We finish and my daughter runs in the utility room,m comes running back at me with a gift bag yelling "Moooommmmy, we got you a present". I was shocked. So I opened the 15 cards!!! lol.... then open the present. I got a Citizen, Eco-Drive watch from Littman Jewelers!!!!!! Complete with a Mother Of Pearl face. If you are not familiar with these watches, they never need a battery or to be wound up - they run off the Sun. Now they are by no means a Rolex or Tiffany's but it is STILL A DAMN NICE WATCH. Unfortunately it needs 2 links taken out of it so it will fit properly, and he is taking care of that today.

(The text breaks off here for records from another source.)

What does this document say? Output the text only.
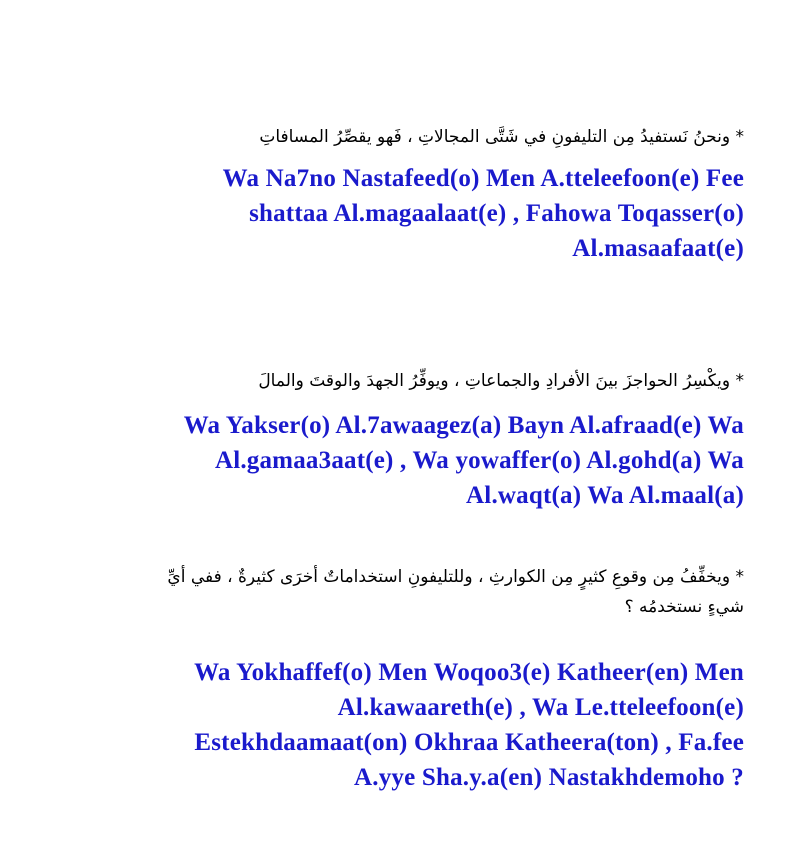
* ونحنُ نَستفيدُ مِن التليفونِ في شَتَّى المجالاتِ ، فَهو يقصِّرُ المسافاتِ
Wa Na7no Nastafeed(o) Men A.tteleefoon(e) Fee
shattaa Al.magaalaat(e) , Fahowa Toqasser(o)
Al.masaafaat(e)
* ويكْسِرُ الحواجزَ بينَ الأفرادِ والجماعاتِ ، ويوفِّرُ الجهدَ والوقتَ والمالَ
Wa Yakser(o) Al.7awaagez(a) Bayn Al.afraad(e) Wa
Al.gamaa3aat(e) , Wa yowaffer(o) Al.gohd(a) Wa
Al.waqt(a) Wa Al.maal(a)
* ويخفِّفُ مِن وقوعِ كثيرٍ مِن الكوارثِ ، وللتليفونِ استخداماتٌ أخرَى كثيرةٌ ، ففي أيِّ
شيءٍ نستخدمُه ؟
Wa Yokhaffef(o) Men Woqoo3(e) Katheer(en) Men
Al.kawaareth(e) , Wa Le.tteleefoon(e)
Estekhdaamaat(on) Okhraa Katheera(ton) , Fa.fee
A.yye Sha.y.a(en) Nastakhdemoho ?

So after I try the watch on, I say "OK, where's the cake"? For some reason I get this wrinkled, pretzel twisted face looking back at me. "HUH"? "Cake"? Then he looks up horrified "OMFG----WE HAVE BEEN DOWN THIS ROAD BEFORE HAVEN'T WE"? I say "Why yes babe, how would you feel if your lovely mother did not bring your prized German chocolate cake every year to you"? He suggested we wait and see if his Mom brought it over (she was on her way). Of course - MIL comes through for me. I shoveled 2 pieces of cake and 2 servings of Ice cream in my face. YUMMMMYY!!!!!

Then I start to develop a MASSIVE headache and felt like I was coming down from a major buzz. HAD.TO.LAY.DOWN.

8:25 p.m. I am sleeping like a baby. No mandatory birthday nookie, just a simple leave me the hell alone and let me sleep. I woke sometime last night to no covers, naked and sweating like I belonged in a jungle - head throbbing. So this morning when the alarm went off it got threw across the room, I cussed hubby out for buying an alarm clock that was sooo loud (it really isn't I just felt that way) and laid there feeling like I could throw up any minute.

I got my shit together and made it to the shower and got dressed, did absolutely nothing with my hair and no makeup and headed out the door with my two hellion's who were already arguing - which I put a quick stop to. Here I am feeling like poop, looking like poop and feeling like the birfday cake could come back up any minute. Thank goodness for Dayquil cold & flu.